Maintenant, imaginez deux possibilités différentes de carrière. John est promu au poste de président directeur général. Désormais, il doit s’occuper de plusieurs organes situés loin du siège central. Il ne prend plus part aux réunions quotidiennes avec les chefs de service. Il se rend compte qu’il éprouve des difficultés à communiquer avec ses nouveaux collaborateurs. Dans un autre contexte, John est transféré dans une autre entreprise du même secteur. Il se rend compte que cette entreprise est moins hiérarchisée. Diriger les autres ou plaire à son chef n’est plus très important. L’entreprise ne fonctionne pas avec une précision militaire. Il se retrouve alors à se demander s’il avait pris la bonne décision et s’il est efficace dans ce nouvel environnement.

Un pont efficace

Continuer à jouer son rôle de la même manière pendant longtemps est très confortable; essayer de présenter de nouvelles qualités peut ne pas l’être. Il est facile d’écouter une voix intérieure qui dit, « Je suis le genre de personne qui vois toujours les faiblesses des autres, alors à moins que je continue à relever ces faiblesses, je ne serais pas moi. » Mais créer un impact ne dépend pas uniquement de moi. Au contraire, il s’agit d’une série de qualités dont j’ai besoin pour constituer un véritable pont entre un objectif important de mon entreprise et l’auditoire qui est très important dans la mise en œuvre des actions qui soutiennent l’objectif.

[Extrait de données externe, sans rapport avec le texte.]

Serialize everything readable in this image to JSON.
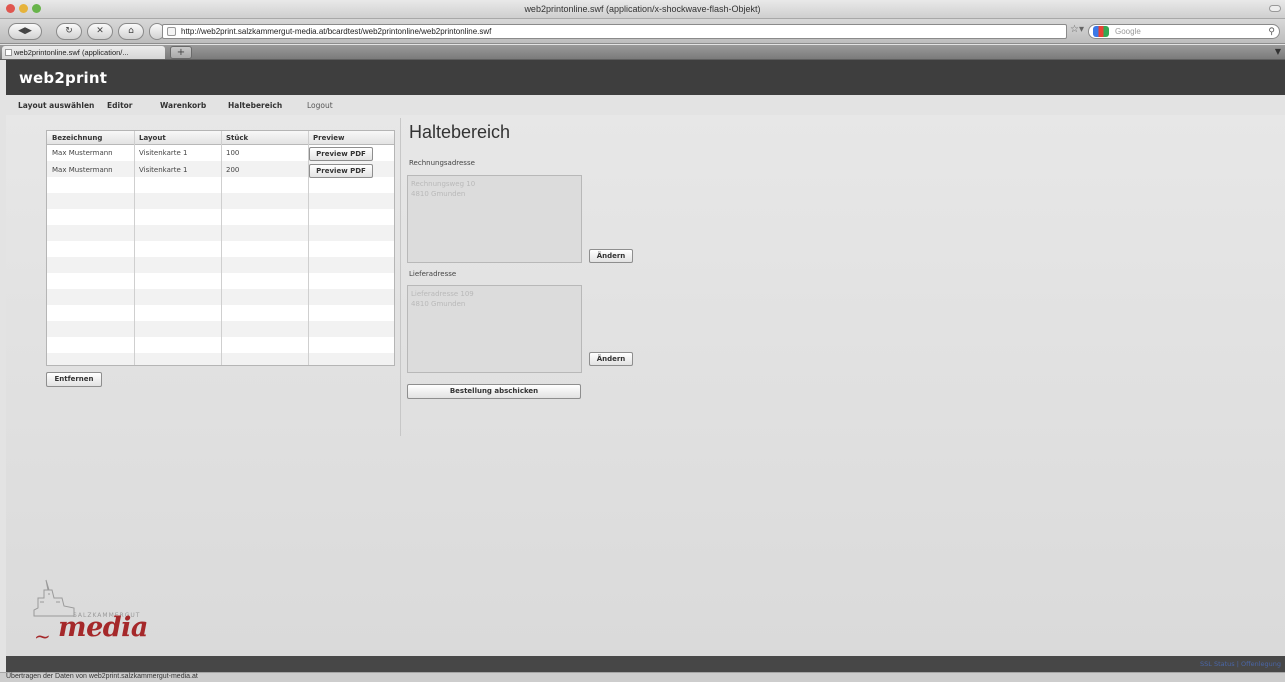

Lorsqu’une personne s’efforce d’être plus agile, elle doit être confrontée à une notion quelque peu contre-intuitive selon laquelle elle a plusieurs identités possibles. Quelquefois, la patience est précieuse; à d’autres moments l’impatience doit être manifestée. Il est conseillé au dirigeant de présenter un côté chaleureux vis-à-vis de certains collaborateurs, et de faire preuve de distance face à d’autres. L’aspect de notre personnalité qui peut gonfler d’énergie les autres a de la valeur lorsqu’une entreprise  a besoin de plus de dynamisme;  l’aspect qui peut refléter le calme a plus de valeur lorsque la pression et la fatigue se sont installées. Nous pouvons tous acquérir différentes qualités personnelles. Le défi consiste à reconnaitre ces acquis et à utiliser chacun en temps opportun.